Lani Guinier’s new book The Tyranny of the Meritocracy will be of interest to many in the connectivist circles where I run. We believe that individual knowledge is created in social contexts and through social interaction. We prize collaboration skills. We’ve heard it all, and buy it – that this is an increasingly connected age, that good jobs will involve work in teams, that globalization and demographic change will require the abilities to negotiate diversity, that the “problems of the twenty-first century” are only solvable by multidisciplinary teams, that in fact many of those social and political problems have roots in people who can’t communicate outside themselves or their home group. We want to work for an America (for a world) where all people have equal prospects regardless of the color of their skin and circumstances of their birth.
Then we exist in an educational system which mostly rewards people for individual accomplishment, and trains them accordingly in individualistic methods which are remarkably vulnerable to the privileges of class and race.

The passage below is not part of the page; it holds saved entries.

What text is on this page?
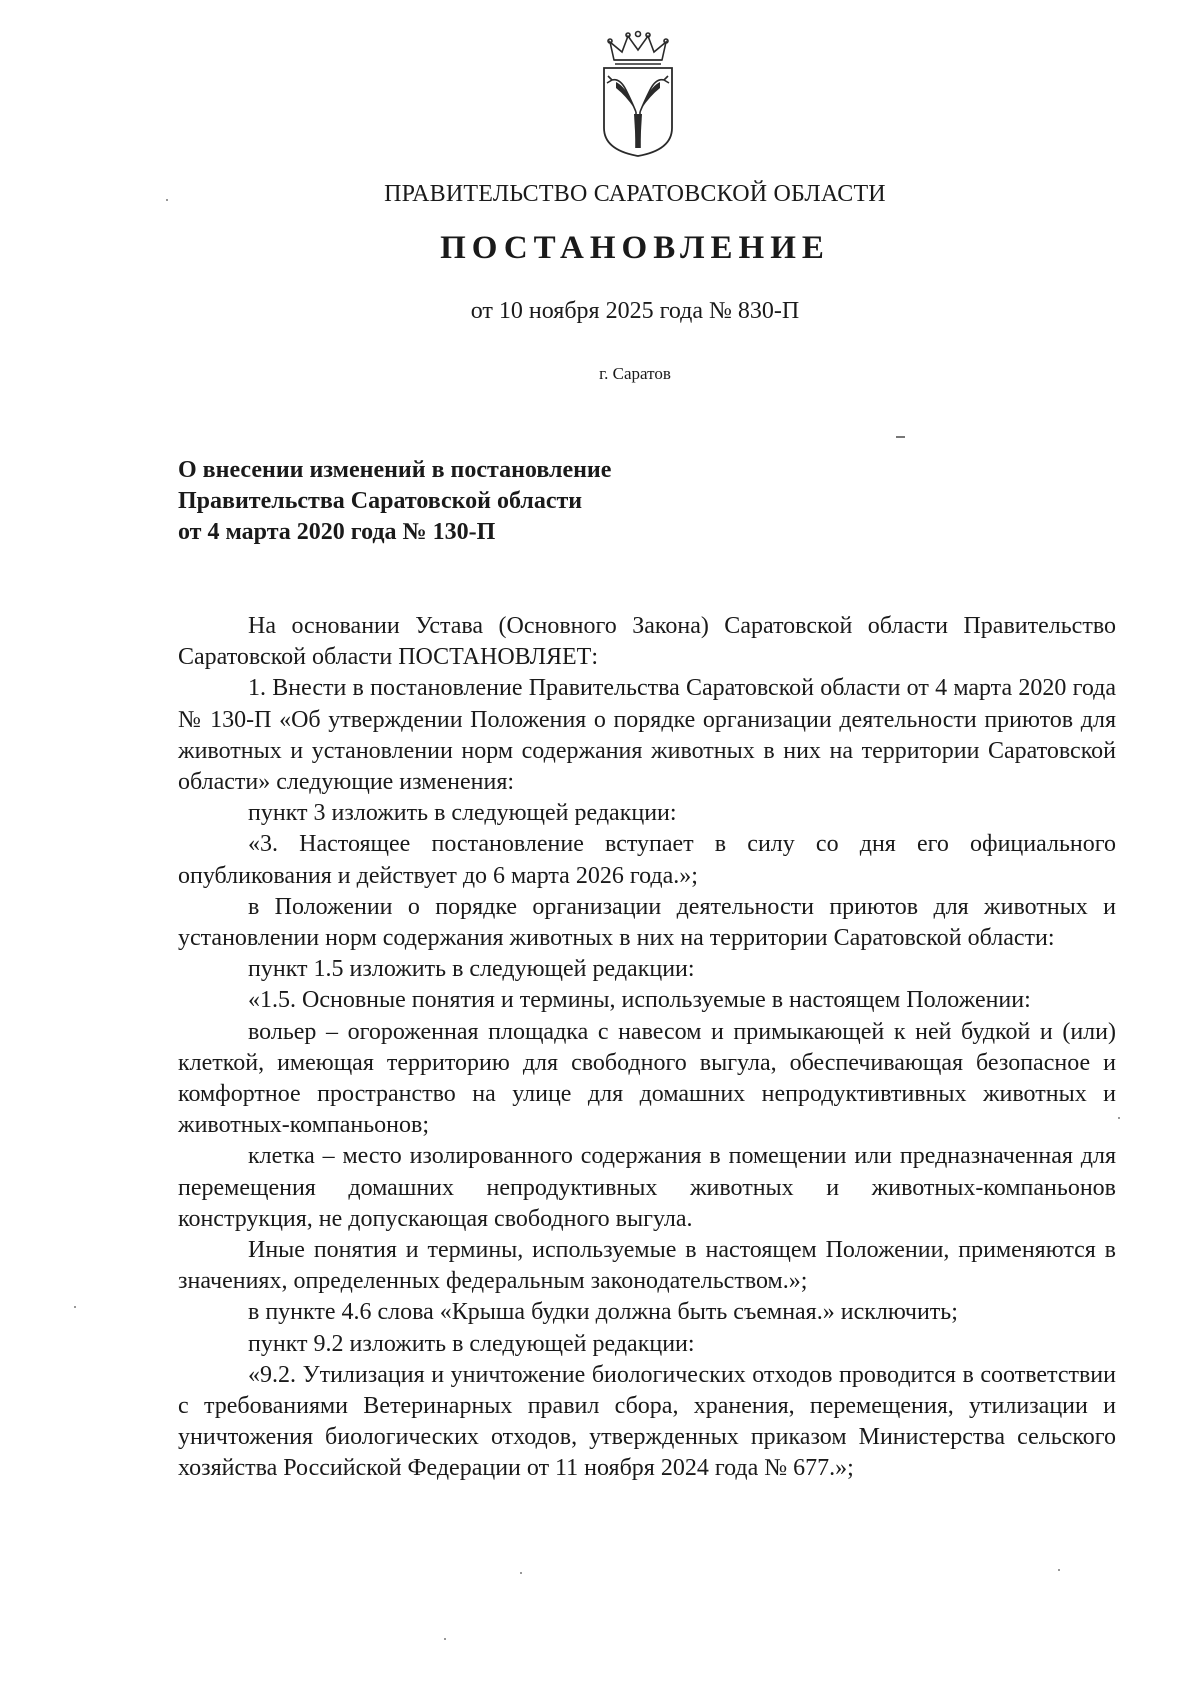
ПРАВИТЕЛЬСТВО САРАТОВСКОЙ ОБЛАСТИ
ПОСТАНОВЛЕНИЕ
от 10 ноября 2025 года № 830-П
г. Саратов
О внесении изменений в постановление
Правительства Саратовской области
от 4 марта 2020 года № 130-П

На основании Устава (Основного Закона) Саратовской области Правительство Саратовской области ПОСТАНОВЛЯЕТ:

1. Внести в постановление Правительства Саратовской области от 4 марта 2020 года № 130-П «Об утверждении Положения о порядке организации деятельности приютов для животных и установлении норм содержания животных в них на территории Саратовской области» следующие изменения:

пункт 3 изложить в следующей редакции:

«3. Настоящее постановление вступает в силу со дня его официального опубликования и действует до 6 марта 2026 года.»;

в Положении о порядке организации деятельности приютов для животных и установлении норм содержания животных в них на территории Саратовской области:

пункт 1.5 изложить в следующей редакции:

«1.5. Основные понятия и термины, используемые в настоящем Положении:

вольер – огороженная площадка с навесом и примыкающей к ней будкой и (или) клеткой, имеющая территорию для свободного выгула, обеспечивающая безопасное и комфортное пространство на улице для домашних непродуктивтивных животных и животных-компаньонов;

клетка – место изолированного содержания в помещении или предназначенная для перемещения домашних непродуктивных животных и животных-компаньонов конструкция, не допускающая свободного выгула.

Иные понятия и термины, используемые в настоящем Положении, применяются в значениях, определенных федеральным законодательством.»;

в пункте 4.6 слова «Крыша будки должна быть съемная.» исключить;

пункт 9.2 изложить в следующей редакции:

«9.2. Утилизация и уничтожение биологических отходов проводится в соответствии с требованиями Ветеринарных правил сбора, хранения, перемещения, утилизации и уничтожения биологических отходов, утвержденных приказом Министерства сельского хозяйства Российской Федерации от 11 ноября 2024 года № 677.»;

Guinier points out that this is out of step. She uses Amartya Sen’s definition that merit is the “incentive system which rewards the actions a society values” and points out the stunning disconnect between the skills we claim to value for democracy, and the “testocratic” skills of the K-Ph.D system. This focus on individualized tests and grades actually serves to reinforce power relationships in society – first, because those with the means to impact curricula or hire tutors have a massive incentive to do so, and perhaps more ominously, because students who succeed in the testocracy are allowed to believe that they have achieved success alone, without noting the assistance of their teachers, parents, and classmates. More democratic education would do a better job of reinforcing the importance of working together across difference – and provide that benefit more equitably to those locked out of our current system.

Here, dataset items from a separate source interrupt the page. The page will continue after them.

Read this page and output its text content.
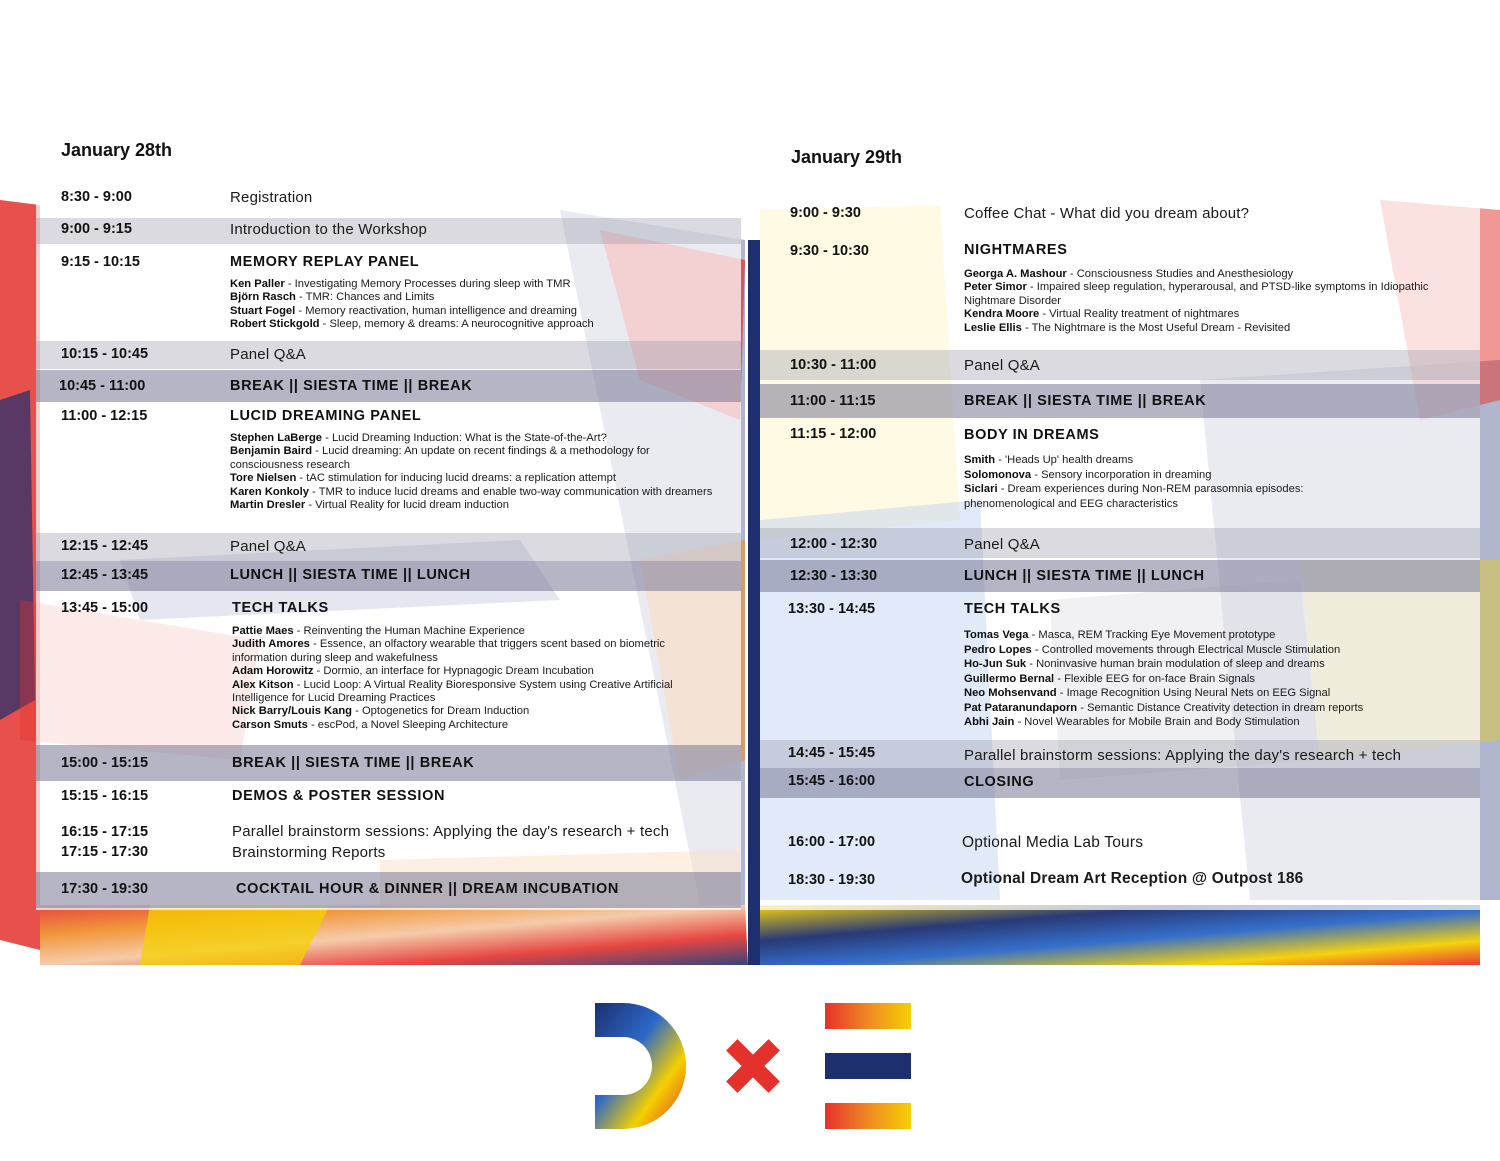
January 28th
8:30 - 9:00	Registration
9:00 - 9:15	Introduction to the Workshop
9:15 - 10:15	MEMORY REPLAY PANEL
Ken Paller - Investigating Memory Processes during sleep with TMR
Björn Rasch - TMR: Chances and Limits
Stuart Fogel - Memory reactivation, human intelligence and dreaming
Robert Stickgold - Sleep, memory & dreams: A neurocognitive approach
10:15 - 10:45	Panel Q&A
10:45 - 11:00	BREAK || SIESTA TIME || BREAK
11:00 - 12:15	LUCID DREAMING PANEL
Stephen LaBerge - Lucid Dreaming Induction: What is the State-of-the-Art?
Benjamin Baird - Lucid dreaming: An update on recent findings & a methodology for consciousness research
Tore Nielsen - tAC stimulation for inducing lucid dreams: a replication attempt
Karen Konkoly - TMR to induce lucid dreams and enable two-way communication with dreamers
Martin Dresler - Virtual Reality for lucid dream induction
12:15 - 12:45	Panel Q&A
12:45 - 13:45	LUNCH || SIESTA TIME || LUNCH
13:45 - 15:00	TECH TALKS
Pattie Maes - Reinventing the Human Machine Experience
Judith Amores - Essence, an olfactory wearable that triggers scent based on biometric information during sleep and wakefulness
Adam Horowitz - Dormio, an interface for Hypnagogic Dream Incubation
Alex Kitson - Lucid Loop: A Virtual Reality Bioresponsive System using Creative Artificial Intelligence for Lucid Dreaming Practices
Nick Barry/Louis Kang - Optogenetics for Dream Induction
Carson Smuts - escPod, a Novel Sleeping Architecture
15:00 - 15:15	BREAK || SIESTA TIME || BREAK
15:15 - 16:15	DEMOS & POSTER SESSION
16:15 - 17:15	Parallel brainstorm sessions: Applying the day's research + tech
17:15 - 17:30	Brainstorming Reports
17:30 - 19:30	COCKTAIL HOUR & DINNER || DREAM INCUBATION
January 29th
9:00 - 9:30	Coffee Chat - What did you dream about?
9:30 - 10:30	NIGHTMARES
Georga A. Mashour - Consciousness Studies and Anesthesiology
Peter Simor - Impaired sleep regulation, hyperarousal, and PTSD-like symptoms in Idiopathic Nightmare Disorder
Kendra Moore - Virtual Reality treatment of nightmares
Leslie Ellis - The Nightmare is the Most Useful Dream - Revisited
10:30 - 11:00	Panel Q&A
11:00 - 11:15	BREAK || SIESTA TIME || BREAK
11:15 - 12:00	BODY IN DREAMS
Smith - 'Heads Up' health dreams
Solomonova - Sensory incorporation in dreaming
Siclari - Dream experiences during Non-REM parasomnia episodes: phenomenological and EEG characteristics
12:00 - 12:30	Panel Q&A
12:30 - 13:30	LUNCH || SIESTA TIME || LUNCH
13:30 - 14:45	TECH TALKS
Tomas Vega - Masca, REM Tracking Eye Movement prototype
Pedro Lopes - Controlled movements through Electrical Muscle Stimulation
Ho-Jun Suk - Noninvasive human brain modulation of sleep and dreams
Guillermo Bernal - Flexible EEG for on-face Brain Signals
Neo Mohsenvand - Image Recognition Using Neural Nets on EEG Signal
Pat Pataranundaporn - Semantic Distance Creativity detection in dream reports
Abhi Jain - Novel Wearables for Mobile Brain and Body Stimulation
14:45 - 15:45	Parallel brainstorm sessions: Applying the day's research + tech
15:45 - 16:00	CLOSING
16:00 - 17:00	Optional Media Lab Tours
18:30 - 19:30	Optional Dream Art Reception @ Outpost 186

The argument against the SAT is iron-clad. It predicts family income and race much better than grades in the first year of college, and was never designed to assess anything further out than the first year. Yet I found Guinier’s hope for a system like the Posse Foundation’s Dynamic Assessment Process a bit optimistic. Surely, if elite colleges shifted admissions to some form of behavioral interview, it would create a market for coaching. Such tutoring might be more socially valuable than classes on “SAT words” and how to answer a multiple choice question, but it would still be unevenly distributed. We can already see this in admissions processes which do value extracurricular and community involvement. Anyone can take such opportunities, and it makes the admissions process better to consider them. Kids whose families don’t need them to work, or whose parents can shuttle them from school to club to volunteer site, can take advantage of more of them. It might still be better than the system we’ve got, but not quite as diverse as Guinier argues.
Guinier goes on to critique college recruitment strategies, and suggest alternatives in college preparation, recruitment, and pedagogy. As someone who works with college professors on teaching issues, it’s easy for me to hear the argument that we need to make changes in K-12 schools and the college admissions office. (It’s always easier when someone else has to change.) Then she points out that it wouldn’t be fair to bring students into college for their collaborative skills, and demand of them the same individualized pedagogy we tend to use now. Students selected for democratic skills will prosper most in a democratic classroom. Oh. That’s a challenge.
It struck me as interesting that the models here weren’t particularly new to me. It seems impossible to read 5 articles on improving college teaching without someone bringing up the peer instruction work of Eric Mazur, as Guinier does. Yet most of the work in the “blended learning” sphere focuses simply on how group work and class discussion is better for retention and transfer of domain knowledge. It’s an easy sell to get people to accomplish their existing goals better; it’s harder to ask professors to actually shift their learning goals in a collaborative classroom. Guinier frames these potentially fractious issues within the purpose of higher education in a democracy, and if you’ve accepted the assertion through the first half of the book, perhaps you’re ready to hear what’s required from you.
Of course, the assertion that college exists to develop good citizens is not universally accepted. Even among those who accept the general idea, we debate exactly what the proper components of a liberal education are. Guinier asserts that colleges exist to fill a democratic need, without much considering the counter-arguments, and other than skills related to diversity and teamwork, she doesn’t have specific recommendations for a curriculum. Given how much we hear about colleges as paths to “good jobs”, though, or how much “student development” can be taken for granted within the academy, Guinier provides a clear argument, crisply stated and well worth the read.